When I was a teenager I wanted to study math and I knew I would never want to be a teacher, because in my family everybody was a professor and all our meal conversations were about students: not much fun!
What happened to that plan?
I grew up in Italy, and at the time of starting university, it became clear to me that, if I took math, I would end up being a high school teacher, because in those times girls were not expected to take jobs in business and industry or scientific research, while humanistic subjects offered more opportunities. I studied classics and history and I became passionate about the latter, so I asked my thesis supervisor whether she thought I should continue with historical studies to become a professional researcher. She responded that I was “far too brilliant to be an historian” and I should rather become an archivist. I knew little about archives, which I mostly experienced as a user in the process of writing my thesis, but I was fascinated by the Tabularium, the archives of ancient Rome, and its function in the context of the Roman democratic republic, so I followed my professor’s advice.
Thus, I studied archival science and competed for the position of state archivist. In 1978 I became state archivist of Rome and started working in one of the most beautiful architectural structures of the Baroque times, Borromini’s Sant’Ivo alla Sapienza. I learned to identify, read, analyse and describe the fourteen hundred years of records kept in the State Archives of Rome, all the while being told that the most experienced archivist in an archival institution would be totally incompetent in another, and wondering how could that be if our discipline was a science, as I had been taught in the course of my studies.

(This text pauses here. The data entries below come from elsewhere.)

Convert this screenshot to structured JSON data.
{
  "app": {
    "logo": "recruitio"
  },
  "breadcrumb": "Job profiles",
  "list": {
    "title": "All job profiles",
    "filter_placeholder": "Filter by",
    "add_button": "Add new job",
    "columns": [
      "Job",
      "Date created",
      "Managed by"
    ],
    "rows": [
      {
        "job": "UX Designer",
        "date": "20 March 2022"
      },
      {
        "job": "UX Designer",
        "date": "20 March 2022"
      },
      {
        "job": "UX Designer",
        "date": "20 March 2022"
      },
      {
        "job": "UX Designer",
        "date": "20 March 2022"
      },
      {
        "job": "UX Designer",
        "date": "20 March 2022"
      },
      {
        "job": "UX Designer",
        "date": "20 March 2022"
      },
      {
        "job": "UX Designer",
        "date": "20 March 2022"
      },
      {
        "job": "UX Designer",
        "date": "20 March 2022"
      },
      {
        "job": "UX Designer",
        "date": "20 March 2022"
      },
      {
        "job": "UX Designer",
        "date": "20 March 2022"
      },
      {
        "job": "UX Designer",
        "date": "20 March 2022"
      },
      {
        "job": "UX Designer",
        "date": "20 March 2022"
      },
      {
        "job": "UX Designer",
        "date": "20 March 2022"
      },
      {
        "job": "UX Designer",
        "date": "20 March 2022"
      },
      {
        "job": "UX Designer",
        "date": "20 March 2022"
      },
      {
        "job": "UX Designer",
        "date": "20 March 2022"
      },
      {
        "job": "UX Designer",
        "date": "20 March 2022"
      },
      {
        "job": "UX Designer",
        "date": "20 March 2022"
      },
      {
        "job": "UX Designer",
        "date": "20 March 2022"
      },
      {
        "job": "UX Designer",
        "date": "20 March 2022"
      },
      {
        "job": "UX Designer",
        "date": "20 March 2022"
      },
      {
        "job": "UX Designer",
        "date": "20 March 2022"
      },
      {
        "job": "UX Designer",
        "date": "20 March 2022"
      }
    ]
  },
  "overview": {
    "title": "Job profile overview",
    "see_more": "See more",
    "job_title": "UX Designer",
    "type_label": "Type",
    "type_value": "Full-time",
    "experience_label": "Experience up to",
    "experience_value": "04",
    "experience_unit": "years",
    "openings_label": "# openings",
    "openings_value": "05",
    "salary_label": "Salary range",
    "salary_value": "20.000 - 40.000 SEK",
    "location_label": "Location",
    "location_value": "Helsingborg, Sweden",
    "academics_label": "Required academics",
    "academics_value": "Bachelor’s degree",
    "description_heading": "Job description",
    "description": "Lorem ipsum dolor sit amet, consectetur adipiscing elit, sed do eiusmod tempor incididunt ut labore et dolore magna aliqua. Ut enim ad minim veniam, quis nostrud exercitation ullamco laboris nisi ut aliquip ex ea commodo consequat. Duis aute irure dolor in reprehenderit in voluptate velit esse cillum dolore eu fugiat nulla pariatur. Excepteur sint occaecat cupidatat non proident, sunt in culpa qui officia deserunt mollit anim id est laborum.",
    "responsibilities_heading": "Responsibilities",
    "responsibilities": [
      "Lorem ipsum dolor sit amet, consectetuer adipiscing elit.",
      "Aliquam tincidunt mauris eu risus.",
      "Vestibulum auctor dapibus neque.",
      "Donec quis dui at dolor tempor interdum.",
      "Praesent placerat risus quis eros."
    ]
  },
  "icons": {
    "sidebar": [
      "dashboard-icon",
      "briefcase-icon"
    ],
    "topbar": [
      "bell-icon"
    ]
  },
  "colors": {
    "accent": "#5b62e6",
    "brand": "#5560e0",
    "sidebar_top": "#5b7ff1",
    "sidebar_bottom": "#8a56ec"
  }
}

A few years passed and a position became available at the University of Rome to teach and conduct research in archival science. A colleague insisted that I should apply, and I did, mostly because I wanted to find out whether indeed there was a different archival science for each time, each place, each technology, or was it possible to identify universal descriptive and normative theory that could guide our methods when we would be presented with an unknown reality. I got the job at the university and started in earnest my research program, but soon afterwards my husband was sent to Toronto, Canada by his company for a couple of years and I accompanied him, taking a study leave with a program of research in North American archival practices (1984-86). During the time in Toronto I visited several archives, read all the North American archival literature I could put my hands on (not much at the time), participated in conferences, and was invited to speak to the students of the University of British Columbia (UBC) in Vancouver.
Shortly after our return to Italy I received a phone call from Vancouver informing me that a new position in archival science had been created in the Master of Archival Studies (MAS), and that a delegation of students had asked the Dean to invite me to apply. I think I only applied because I was so flattered by the invitation. But then I went to Vancouver to be interviewed, and I loved what I saw and learned. My husband was willing to try the adventure and join me without a job lined up for him, and the kids were young enough to adapt easily to a new environment. So, we just did it. How to resist?
Terry Eastwood was the head of the MAS program at UBC. As I arrived in Vancouver in July 1987, he asked me what I wanted to teach in the next academic year. I proposed the usual subject matters: acquisition, arrangement and description, reference service and access, preservation, etc. He said that he wanted me to teach records management, appraisal and diplomatics. I responded that we did not teach records management in Italy as the current records archivists were just clerks and learned on the job, while the historical records archivists were those with the specialized education, but only about records identified for permanent preservation. So, I knew nothing about the matters he wanted me to teach. Moreover, diplomatics was about medieval records and there were no records pre-1600s in Canada. Terry gave me his knowing warm smile and said, “If archival science and diplomatics are sciences you can apply them to everything. You will figure it out.” I responded, “Fine. I asked for the music. I will dance.”
So I danced. I adapted classic diplomatics to the needs of the contemporary world, finding out in the process that diplomatic concepts and principles are the theory of records management (much of my work about that can be downloaded from here); and I started to learn and think about appraisal. The years passed and I decided that the archival world was changing so fast that we at UBC had to try and stay ahead of the game if we wanted our graduates to be competent and effective in any job regarding records and archives. I started the MAS/DOD project in 1994 (http://www.interpares.org/UBCProject/index.htm) and, in 1998, I decided that we needed to go international with a research that would involve many cultures, contexts and working environments, but focused on born-digital records and the preservation of their authenticity. InterPARES (International research on Permanent Authentic Records in Electronic Systems) was launched then and it is now in its fourth phase (www.interpares.org and www.interparestrust.org).
Who would have thought when I finished high school that I would be a professor of archival science in another continent? It was not in the plan, but I love the dance that I am still dancing.